Jacques Audiard’s Un Prophète has been called a French Goodfellas, combining elements of the prison movie, the gangster film, and the coming of age story all at once.
This Goodfellas tag is kind of a marketing ploy. Watching the movie never reminded me of the Scorsese classic. No, Un Prophète is something different. Though sharing some thematic elements with Goodfellas, it in fact reminds one more of Malcolm X, in that it is a story about a naive boy being transformed, nay, re-born in prison into a knowing leader of men.
But don’t get it twisted. Un Prophète is not a religious movie. It is not about Islamic Jihad or any theologico-political movement. It is a film about a young man of ambition, a man on the rise, a man with a dream.
Audiard stated that the film aims at “creating icons, images for people who don’t have images, the Arabs in France.” The most celebrated film coming out of the annual Cannes Festival this year, the honors given to this remarkable Franco-Italian collaborative production have been well-deserved (Un Prophète won the Grand Prix at Cannes, best film at the London Film Festival, France’s own Louis-Delluc prize for best film, and France’s submission for the 2010 Oscar for Best Foreign Film). Undoubtedly, it is an excellent film. But it is more than that. It is really something special to watch.
With all its strengths, the greatest asset of this movie is arguably the incredible performance by its lead actor, Tahar Rahim. It is through the eyes
of Rahim’s character, Malik, that the audience experiences the film.
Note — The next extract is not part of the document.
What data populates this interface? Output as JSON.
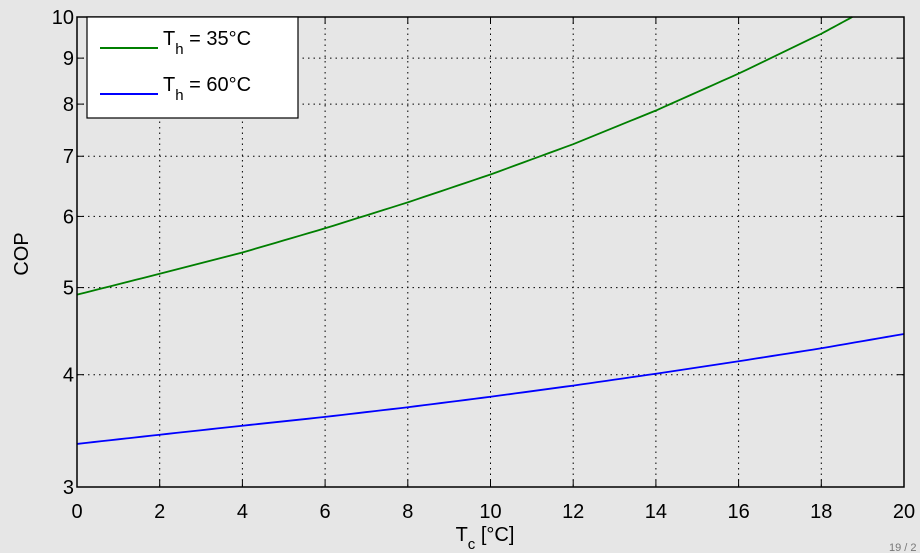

A native born Frenchman of Algerian heritage, Rahim is a new face in European cinema, and in my opinion, one of its greatest young acting talents. The skill, power, and total immersion into character of his performance reminds one of the best work of the young Robert DeNiro or Daniel Day-Lewis. Indeed, his performance garnered him the best actor’s prize at the European film awards.
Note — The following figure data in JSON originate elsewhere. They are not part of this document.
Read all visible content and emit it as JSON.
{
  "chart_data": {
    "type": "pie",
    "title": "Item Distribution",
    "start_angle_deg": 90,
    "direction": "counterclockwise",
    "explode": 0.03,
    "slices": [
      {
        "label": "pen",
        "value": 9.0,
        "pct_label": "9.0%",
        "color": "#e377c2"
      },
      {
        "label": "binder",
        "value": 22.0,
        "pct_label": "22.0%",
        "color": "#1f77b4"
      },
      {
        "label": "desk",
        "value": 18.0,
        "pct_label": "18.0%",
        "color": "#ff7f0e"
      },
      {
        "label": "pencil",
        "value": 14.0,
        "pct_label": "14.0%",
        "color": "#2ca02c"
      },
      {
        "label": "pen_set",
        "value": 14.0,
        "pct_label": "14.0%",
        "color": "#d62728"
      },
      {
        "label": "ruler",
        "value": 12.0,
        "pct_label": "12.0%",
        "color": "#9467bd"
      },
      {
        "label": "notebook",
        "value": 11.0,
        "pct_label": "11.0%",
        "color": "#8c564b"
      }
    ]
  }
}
Un Prophète literally chronicles Malik’s life in prison, from the day he enters until the day he leaves. The film treats Malik’s entrance into prison as the birth of a new life. In the opening sequence, as Malik and the other new inmates are introduced to prison, the film’s perspective is as a baby being born into a state maternity ward.
Initially, everything is dark. Out of this blackness, our ears are assaulted by men barking orders from every direction. A state of confusion is created in the viewer. Suddenly, a small pinprick of light breaks the obscurity and very slowly expands until it permeates the screen.
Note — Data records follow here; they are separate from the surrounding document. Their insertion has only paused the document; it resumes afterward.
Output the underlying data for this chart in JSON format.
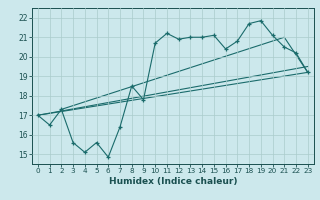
{
  "xlabel": "Humidex (Indice chaleur)",
  "bg_color": "#cce8ec",
  "grid_color": "#aacccc",
  "line_color": "#1a6b6b",
  "xlim": [
    -0.5,
    23.5
  ],
  "ylim": [
    14.5,
    22.5
  ],
  "xticks": [
    0,
    1,
    2,
    3,
    4,
    5,
    6,
    7,
    8,
    9,
    10,
    11,
    12,
    13,
    14,
    15,
    16,
    17,
    18,
    19,
    20,
    21,
    22,
    23
  ],
  "yticks": [
    15,
    16,
    17,
    18,
    19,
    20,
    21,
    22
  ],
  "line1_x": [
    0,
    1,
    2,
    3,
    4,
    5,
    6,
    7,
    8,
    9,
    10,
    11,
    12,
    13,
    14,
    15,
    16,
    17,
    18,
    19,
    20,
    21,
    22,
    23
  ],
  "line1_y": [
    17.0,
    16.5,
    17.3,
    15.6,
    15.1,
    15.6,
    14.85,
    16.4,
    18.5,
    17.8,
    20.7,
    21.2,
    20.9,
    21.0,
    21.0,
    21.1,
    20.4,
    20.8,
    21.7,
    21.85,
    21.1,
    20.5,
    20.2,
    19.2
  ],
  "line2_x": [
    0,
    23
  ],
  "line2_y": [
    17.0,
    19.2
  ],
  "line3_x": [
    2,
    21,
    23
  ],
  "line3_y": [
    17.3,
    21.0,
    19.2
  ],
  "line4_x": [
    0,
    23
  ],
  "line4_y": [
    17.0,
    19.5
  ]
}
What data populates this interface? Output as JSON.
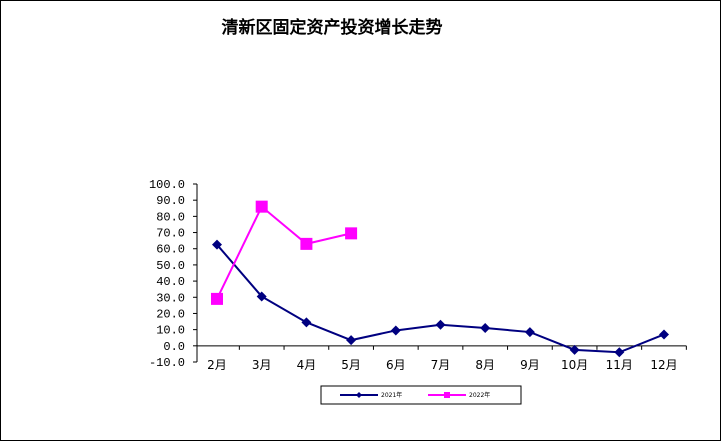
{
  "chart_data": {
    "type": "line",
    "title": "清新区固定资产投资增长走势",
    "categories": [
      "2月",
      "3月",
      "4月",
      "5月",
      "6月",
      "7月",
      "8月",
      "9月",
      "10月",
      "11月",
      "12月"
    ],
    "yticks": [
      "100.0",
      "90.0",
      "80.0",
      "70.0",
      "60.0",
      "50.0",
      "40.0",
      "30.0",
      "20.0",
      "10.0",
      "0.0",
      "-10.0"
    ],
    "ylim": [
      -10,
      100
    ],
    "grid": false,
    "legend_position": "bottom",
    "series": [
      {
        "name": "2021年",
        "color": "#000080",
        "marker": "diamond",
        "values": [
          62.5,
          30.5,
          14.5,
          3.5,
          9.5,
          13.0,
          11.0,
          8.5,
          -2.5,
          -4.0,
          7.0
        ]
      },
      {
        "name": "2022年",
        "color": "#ff00ff",
        "marker": "square",
        "values": [
          29.0,
          86.0,
          63.0,
          69.5,
          null,
          null,
          null,
          null,
          null,
          null,
          null
        ]
      }
    ]
  }
}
Slowly, our eyes are able to focus. Our hero is naked, frightened, helpless, and defenseless as a newborn. An interrogator asks him simple questions about himself that he can hardly answer. The only two things he seems to know about himself is that he is an orphan and that he speaks Arabic fluently. 19 year old Malik stands in front of us as a tabula rosa, a blank slate.
Unaffiliated and unprotected, Malik quickly comes under the thumb of the local Corsican mob chieftan, César Luciani, played by veteran actor, Niels Arestrup. Arestrup is mesmerizing as the Franco-Italian gangster. Equally important is the excellent chemistry between Arestrup and Rahim as actors, because the evolution of their relationship drives the film.
In a typical American gangster film, the tendency is to celebrate the hardness of the criminal-hero. We admire and cheer for the ruthlessness by which he disposes of his enemies, whether with the cold calculation of a Michael Corleone or the fiery passion of a Tony Montana. We know they are fallen men, tragic victims of the very strengths that have made them successful thugs, but we support them anyway. We find the tragic flaws that ultimately damn their lives and souls endearing, and we accept their faults as if they were an old friend.
Rahim plays Malik as a very different type of criminal-hero. He is not a “tough guy”, like the Corsican mobsters. He does “tough guy” things, but maintains a kind of angelic glow about him. Moreover, Malik’s character is able to retain this halo throughout his progress from errand boy to the Corsicans (they call him the “Arab dog”) to gang leader.
I highly recommend Un Prophète. Fans of American gangster and prison films will not be disappointed, and I suspect they will be intrigued by the subtle differences in the way a French filmmaker approaches these genres.